Tusk zatrudnia urzędników zamiast ich zwalniać. PiS mu to wypomni

Tusk zatrudnia urzędników zamiast ich zwalniać. PiS mu to wypomni

Dodano:   /  Zmieniono: 
Posiedzenie Rady Ministrów - w środku Donald Tusk (fot. PAP/Radek Pietruszka) 
Poseł PiS Przemysław Wipler ma jesienią przedstawić raport dotyczący rozrostu biurokracji w Polsce - dowiedziała się "Gazeta Wyborcza". Dane na ten temat Wipler otrzymał z poszczególnych resortów, które pytał o zmiany zatrudnienia w latach 2008-2012. Okazało się, że urzędników zatrudnia zamiast zwalniać nawet sam Donald Tusk - w 2008 roku w jego kancelarii pracowało 14 asystentów politycznych i doradców, dziś jest ich 21.
Z informacji przekazanych Wiplerowi wynika, że - zamiast obiecywanych przez premiera redukcji w administracji - urzędników jest w Polsce z roku na rok więcej. W MSWiA i podległych jednostkach zatrudnienie wzrosło o prawie 1,6 tys. osób, w ministerstwie pracy i Ochotniczych Hufcach Pracy - o ok. 3 tys. osób, w Głównej Dyrekcji Dróg Krajowych i Autostrad - o prawie 800 osób, w ministerstwie rolnictwa - o 140, w podległych mu gospodarstwach pomocniczych - o 400 osób, w MSZ - o 200 osób. Resorty wyjaśniają, że zwiększają zatrudnienie ponieważ przybywa im zadań.
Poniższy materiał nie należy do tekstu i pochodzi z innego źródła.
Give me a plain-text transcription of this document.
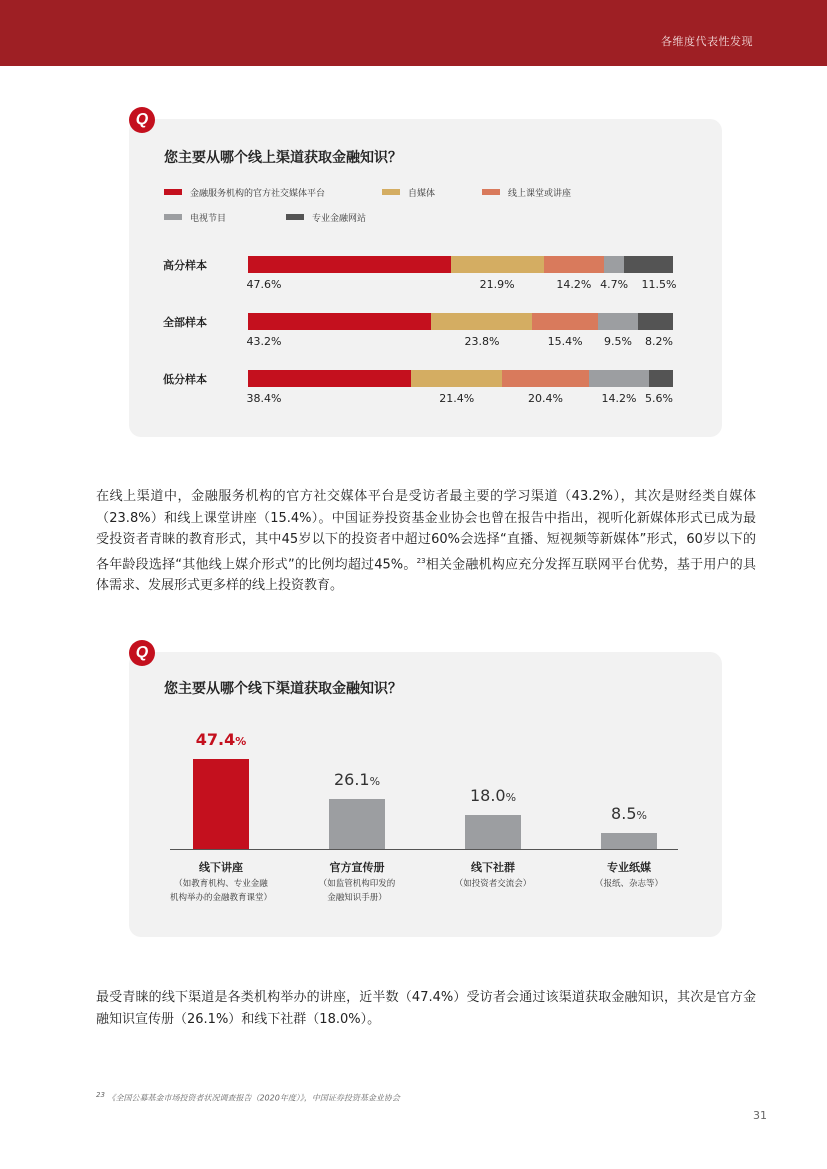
各维度代表性发现
Q
您主要从哪个线上渠道获取金融知识？
金融服务机构的官方社交媒体平台	自媒体	线上课堂或讲座
电视节目	专业金融网站
高分样本
47.6%	21.9%	14.2% 4.7% 11.5%
全部样本
43.2%	23.8%	15.4% 9.5% 8.2%
低分样本
38.4%	21.4%	20.4%	14.2% 5.6%
在线上渠道中，金融服务机构的官方社交媒体平台是受访者最主要的学习渠道（43.2%），其次是财经类自媒体（23.8%）和线上课堂讲座（15.4%）。中国证券投资基金业协会也曾在报告中指出，视听化新媒体形式已成为最受投资者青睐的教育形式，其中45岁以下的投资者中超过60%会选择“直播、短视频等新媒体”形式，60岁以下的各年龄段选择“其他线上媒介形式”的比例均超过45%。$^{23}$相关金融机构应充分发挥互联网平台优势，基于用户的具体需求、发展形式更多样的线上投资教育。
Q
您主要从哪个线下渠道获取金融知识？
47.4%
线下讲座
（如教育机构、专业金融
机构举办的金融教育课堂）
26.1%
官方宣传册
（如监管机构印发的
金融知识手册）
18.0%
线下社群
（如投资者交流会）
8.5%
专业纸媒
（报纸、杂志等）
最受青睐的线下渠道是各类机构举办的讲座，近半数（47.4%）受访者会通过该渠道获取金融知识，其次是官方金融知识宣传册（26.1%）和线下社群（18.0%）。
23 《全国公募基金市场投资者状况调查报告（2020年度）》，中国证券投资基金业协会
31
PiS chce również jesienią przypomnieć o swoich postulatach dotyczących spraw gospodarczych. Partia domagać się będzie likwidacji Ministerstwa Skarbu i utworzenia resortu energetyki i klimatu, zażąda zwiększenia ulg podatkowych dla rodzin z dziećmi i wyrazi swój sprzeciw wobec likwidacji ulg internetowej i dla twórców.